Celebrex Ads Return Despite Continuing Heart Risk Controversy

Celebrex DTC Advertising Was Suspended By Pfizer During 2005 At Request Of FDA

Some people may have noticed recently that Pfizer Inc. is advertising its blockbuster drug Celebrex, again, in full-page color ads appearing in several magazines.

In December 2004 the FDA requested Pfizer to suspend direct-to-consumer (DTC) marketing of Celebrex because of the painkiller’s apparent link to serious side effects such as heart attacks and strokes.  According to an April 19, 2005 article by Bloomberg News, however, the FDA (rather quietly) withdrew this suspension request back on August 1, 2005, after Pfizer had strengthened warnings on the package insert, or label, for Celebrex.  This Bloomberg News article also reported on some of the backlash that has been created by this new Celebrex DTC advertising:

”While Celebrex has not been pulled from the market, its risk-benefit profile is controversial and I question whether advertising a drug like this to consumers is good for the public health," US Representative Henry Waxman, a California Democrat, said in an e-mailed statement on April 7 after seeing a copy of one of the ads.
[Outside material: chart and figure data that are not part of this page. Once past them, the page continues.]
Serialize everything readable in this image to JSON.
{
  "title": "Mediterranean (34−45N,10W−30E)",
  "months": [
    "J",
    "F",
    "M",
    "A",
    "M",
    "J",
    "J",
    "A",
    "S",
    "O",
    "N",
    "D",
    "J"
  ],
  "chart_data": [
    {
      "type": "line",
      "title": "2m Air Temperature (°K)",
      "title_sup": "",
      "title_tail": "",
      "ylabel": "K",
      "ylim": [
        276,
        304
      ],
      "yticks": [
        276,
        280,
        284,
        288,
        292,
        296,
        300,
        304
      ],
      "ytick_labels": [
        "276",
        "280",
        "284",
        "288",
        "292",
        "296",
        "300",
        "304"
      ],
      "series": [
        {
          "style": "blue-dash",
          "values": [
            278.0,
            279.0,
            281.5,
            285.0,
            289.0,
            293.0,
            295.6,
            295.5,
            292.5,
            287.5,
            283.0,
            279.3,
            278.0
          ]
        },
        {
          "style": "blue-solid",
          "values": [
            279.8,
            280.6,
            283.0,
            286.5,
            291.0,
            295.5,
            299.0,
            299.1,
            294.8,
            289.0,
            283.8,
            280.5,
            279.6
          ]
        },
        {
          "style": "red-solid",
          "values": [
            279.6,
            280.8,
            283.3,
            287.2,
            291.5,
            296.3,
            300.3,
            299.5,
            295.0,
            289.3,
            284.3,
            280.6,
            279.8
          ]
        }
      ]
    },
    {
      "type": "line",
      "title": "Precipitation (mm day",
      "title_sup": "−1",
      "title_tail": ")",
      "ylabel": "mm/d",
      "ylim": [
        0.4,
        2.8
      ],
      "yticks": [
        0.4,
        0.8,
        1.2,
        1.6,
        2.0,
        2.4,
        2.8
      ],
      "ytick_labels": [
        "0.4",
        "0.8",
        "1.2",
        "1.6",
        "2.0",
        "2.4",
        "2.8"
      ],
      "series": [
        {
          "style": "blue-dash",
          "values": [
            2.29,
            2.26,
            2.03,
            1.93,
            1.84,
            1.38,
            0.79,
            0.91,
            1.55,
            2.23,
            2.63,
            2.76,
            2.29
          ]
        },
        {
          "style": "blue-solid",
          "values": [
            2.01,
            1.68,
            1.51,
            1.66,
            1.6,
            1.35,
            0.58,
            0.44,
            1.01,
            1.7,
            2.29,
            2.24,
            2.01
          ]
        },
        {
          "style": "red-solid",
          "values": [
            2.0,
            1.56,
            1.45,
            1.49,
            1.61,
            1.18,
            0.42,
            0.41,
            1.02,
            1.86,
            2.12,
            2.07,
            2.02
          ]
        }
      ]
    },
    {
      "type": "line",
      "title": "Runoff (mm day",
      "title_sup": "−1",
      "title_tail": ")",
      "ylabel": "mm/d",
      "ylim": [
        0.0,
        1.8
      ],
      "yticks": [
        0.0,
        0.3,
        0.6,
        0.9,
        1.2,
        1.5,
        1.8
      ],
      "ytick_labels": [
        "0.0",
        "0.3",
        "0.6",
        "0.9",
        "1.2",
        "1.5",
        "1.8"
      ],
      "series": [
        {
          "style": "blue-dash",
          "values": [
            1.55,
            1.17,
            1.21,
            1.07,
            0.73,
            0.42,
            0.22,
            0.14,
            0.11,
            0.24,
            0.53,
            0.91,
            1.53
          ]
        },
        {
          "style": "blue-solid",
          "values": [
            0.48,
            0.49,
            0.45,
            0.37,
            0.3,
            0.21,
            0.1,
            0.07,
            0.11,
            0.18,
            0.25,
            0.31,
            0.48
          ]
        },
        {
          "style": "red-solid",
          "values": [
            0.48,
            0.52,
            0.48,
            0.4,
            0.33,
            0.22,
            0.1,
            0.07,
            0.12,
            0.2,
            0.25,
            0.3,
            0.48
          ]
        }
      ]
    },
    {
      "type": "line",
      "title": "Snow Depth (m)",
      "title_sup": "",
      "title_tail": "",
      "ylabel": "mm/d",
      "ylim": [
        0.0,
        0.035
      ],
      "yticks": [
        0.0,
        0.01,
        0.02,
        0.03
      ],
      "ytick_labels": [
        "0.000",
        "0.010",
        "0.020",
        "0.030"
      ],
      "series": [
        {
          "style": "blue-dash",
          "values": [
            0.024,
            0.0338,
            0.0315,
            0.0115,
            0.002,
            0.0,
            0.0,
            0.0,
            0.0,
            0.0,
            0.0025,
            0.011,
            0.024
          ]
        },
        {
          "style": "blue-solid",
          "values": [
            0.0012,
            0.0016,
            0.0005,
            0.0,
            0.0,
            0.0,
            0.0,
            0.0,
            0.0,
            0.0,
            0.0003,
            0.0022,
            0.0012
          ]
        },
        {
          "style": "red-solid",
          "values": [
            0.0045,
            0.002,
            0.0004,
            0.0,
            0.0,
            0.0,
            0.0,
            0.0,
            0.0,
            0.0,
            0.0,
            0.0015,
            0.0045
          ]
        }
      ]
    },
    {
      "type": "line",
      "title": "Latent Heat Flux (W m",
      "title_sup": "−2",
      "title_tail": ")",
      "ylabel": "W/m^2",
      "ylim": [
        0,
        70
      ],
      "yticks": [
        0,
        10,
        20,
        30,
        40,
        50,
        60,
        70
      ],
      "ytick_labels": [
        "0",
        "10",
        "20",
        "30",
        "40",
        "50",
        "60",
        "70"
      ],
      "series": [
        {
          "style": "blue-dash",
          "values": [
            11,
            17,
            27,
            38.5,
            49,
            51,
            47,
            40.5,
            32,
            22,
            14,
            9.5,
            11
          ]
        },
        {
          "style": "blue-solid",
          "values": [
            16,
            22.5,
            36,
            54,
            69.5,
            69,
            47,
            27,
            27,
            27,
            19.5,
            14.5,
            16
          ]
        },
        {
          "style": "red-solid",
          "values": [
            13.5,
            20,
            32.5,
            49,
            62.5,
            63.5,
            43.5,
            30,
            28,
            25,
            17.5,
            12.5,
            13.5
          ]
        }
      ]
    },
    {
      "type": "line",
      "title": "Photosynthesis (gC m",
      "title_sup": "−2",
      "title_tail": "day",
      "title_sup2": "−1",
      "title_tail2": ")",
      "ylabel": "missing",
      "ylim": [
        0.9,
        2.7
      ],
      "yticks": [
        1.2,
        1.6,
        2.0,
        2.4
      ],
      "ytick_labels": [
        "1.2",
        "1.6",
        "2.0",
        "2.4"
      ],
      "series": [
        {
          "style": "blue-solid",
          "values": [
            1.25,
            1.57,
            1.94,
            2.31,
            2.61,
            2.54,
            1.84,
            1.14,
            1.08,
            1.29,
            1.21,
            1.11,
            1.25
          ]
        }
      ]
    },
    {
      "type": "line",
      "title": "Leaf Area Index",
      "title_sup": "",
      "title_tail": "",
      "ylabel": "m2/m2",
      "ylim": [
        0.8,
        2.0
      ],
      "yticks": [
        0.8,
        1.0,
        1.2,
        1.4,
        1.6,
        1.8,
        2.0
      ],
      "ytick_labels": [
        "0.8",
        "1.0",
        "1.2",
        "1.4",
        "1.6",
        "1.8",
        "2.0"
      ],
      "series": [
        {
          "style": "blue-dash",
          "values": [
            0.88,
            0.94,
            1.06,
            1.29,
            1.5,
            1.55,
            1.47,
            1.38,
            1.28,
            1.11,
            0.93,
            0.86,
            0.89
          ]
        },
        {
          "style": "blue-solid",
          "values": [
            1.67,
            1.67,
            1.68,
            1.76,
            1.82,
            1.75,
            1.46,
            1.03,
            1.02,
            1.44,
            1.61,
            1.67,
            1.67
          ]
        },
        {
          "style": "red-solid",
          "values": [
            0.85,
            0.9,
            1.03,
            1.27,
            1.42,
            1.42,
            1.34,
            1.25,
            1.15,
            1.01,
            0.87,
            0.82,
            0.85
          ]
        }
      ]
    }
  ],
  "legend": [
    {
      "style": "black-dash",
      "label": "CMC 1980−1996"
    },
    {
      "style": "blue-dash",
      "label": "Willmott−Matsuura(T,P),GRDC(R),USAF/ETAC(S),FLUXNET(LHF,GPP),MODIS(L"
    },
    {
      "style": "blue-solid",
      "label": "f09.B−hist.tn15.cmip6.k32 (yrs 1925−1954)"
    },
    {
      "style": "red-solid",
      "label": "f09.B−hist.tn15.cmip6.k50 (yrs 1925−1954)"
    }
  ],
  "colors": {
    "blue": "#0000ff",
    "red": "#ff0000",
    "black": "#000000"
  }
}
” ‘Public health be damned’ is basically what this amounts to," said Sidney Wolfe, director of health research at Public Citizen, a nonprofit consumer group based in Washington, in an April 7 telephone interview. Wolfe, a critic of the pharmaceutical industry and the FDA, hadn’t seen the ads.

Celebrex sales reportedly fell almost 50% in 2005 – during which Celebrex DTC advertising was suspended – so we are likely to see more of these new Celebrex ads in the weeks and months to come.